Saturday, June 18, 2022

For Father's Day

My father posed for this photo--happily, willingly, being silly and ravenous.

Papa Callan loved sugar. He loved ice cream. He loved cookies and cakes and Dunkin Donuts. In his 97th year, his last year of life, I moved in with him and took control of his meals. I put him on a sugar-free diet. He was diabetic, after all. But still, I look back and I must admit I have a soupçon of regret when it comes to the sugar-free regimen. In fact, I wonder if my dietary restrictions were the thing that did him in. After all, before I took away his sweets, he had lived for 97 years on the Sugar Land Express.

After I moved in with Papa Callan I asked him how he felt about oatmeal for breakfast. He did not feel very good about oatmeal. He seemed to think it was boring. I tried to tell him that with some fruit it might not be so boring. I asked him when was the last time he tried oatmeal and he told me that his mother served it to the entire family--seven Irish-American children. I imagined my grandmother, Madge, waking up and stirring a cast iron pot of oatmeal for the family in her coal-burning stove. Poor woman!

Then one day, he convinced his dear mama to get him this newfangled cereal thing (remember, this was in the 1920's) and he had her buy him Kellogg's Cornflakes. What a revelation. So much sugar! And so a life-long love of sugar and processed foods was born.
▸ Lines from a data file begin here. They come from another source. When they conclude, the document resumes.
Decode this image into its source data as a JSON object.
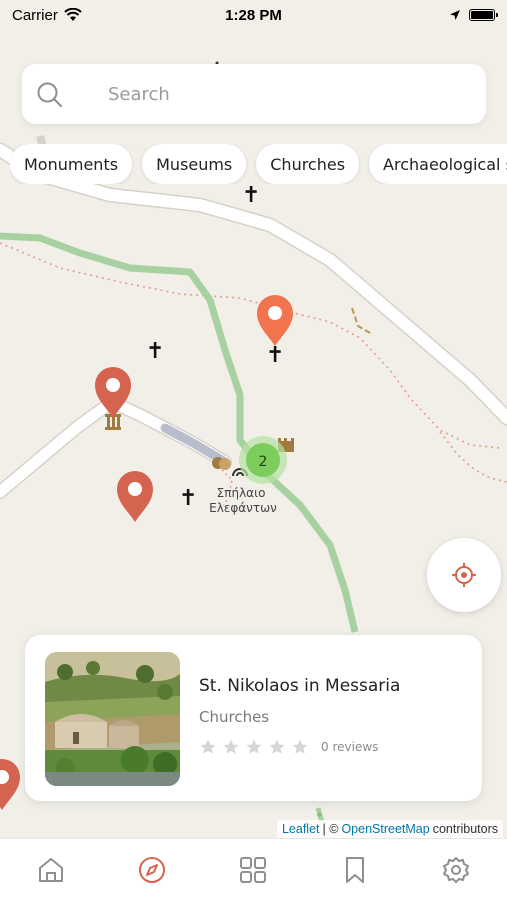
{
  "status_bar": {
    "carrier": "Carrier",
    "time": "1:28 PM",
    "icons": [
      "wifi-icon",
      "location-arrow-icon",
      "battery-icon"
    ]
  },
  "search": {
    "placeholder": "Search",
    "icon": "search-icon"
  },
  "categories": [
    {
      "label": "Monuments"
    },
    {
      "label": "Museums"
    },
    {
      "label": "Churches"
    },
    {
      "label": "Archaeological si"
    }
  ],
  "map": {
    "place_label_line1": "Σπήλαιο",
    "place_label_line2": "Ελεφάντων",
    "cluster_count": "2",
    "pin_color": "#d4644f",
    "selected_pin_color": "#f2744f",
    "cluster_color": "#7ccd5c",
    "attribution": {
      "leaflet": "Leaflet",
      "separator": "| ©",
      "osm": "OpenStreetMap",
      "suffix": "contributors"
    }
  },
  "locate_button": {
    "icon": "crosshair-icon",
    "color": "#d4644f"
  },
  "place_card": {
    "title": "St. Nikolaos in Messaria",
    "category": "Churches",
    "rating": 0,
    "reviews": "0 reviews"
  },
  "tab_bar": {
    "tabs": [
      {
        "icon": "home-icon",
        "active": false
      },
      {
        "icon": "compass-icon",
        "active": true
      },
      {
        "icon": "grid-icon",
        "active": false
      },
      {
        "icon": "bookmark-icon",
        "active": false
      },
      {
        "icon": "gear-icon",
        "active": false
      }
    ],
    "active_color": "#d4644f",
    "inactive_color": "#8e8e93"
  }
}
Creative friends--take a look at what you eat and ask yourself where does the love of this come from--maybe it's not sugar, but maybe it's pizza or lemon ice or spicy pepper. Maybe it's potatoes with butter. Or fish with parsley. Perhaps it's chocolate or strawberries, lobster or cous cous. Focus in on the thing you yearn for when you are feeling lost and sad, bereft and lonely. Now, get even closer to this food. Ask yourself when did your relationship began. When did eating, drinking and taking this thing into your body offer you solace? Have a conversation about that moment. 

Then, keep going until you find the seed of your desire. Perhaps it was when you were sitting on the back porch while your parents were fighting. You began crying and your mother thrust a box of Ritz Crackers in your lap and left you there, alone on the porch-- with the entire box. And out of this box, you discovered sugar and salt and fat in a seemingly limitless quantity. So many crunchy crackers that the ache in your belly usurped the confusion of your parents fighting--drowning out the sound of their ragged words and accusations, until you were transported into another time and place, where you danced with salty sailors.  You recited an original poem in honor of the sugar plum fairy. You sang the praises of the strawberry king. In that ecstatic state, you made the  primal connection between food and memory, desire and regret.

It was downright Proustian.

This memory is yours for keeps. Yours alone. Your secret. Forever. Just take a look in your memory box. It's there waiting for you. It's always been there. You just have to dust it off and take a look. Now, go and create something amazing.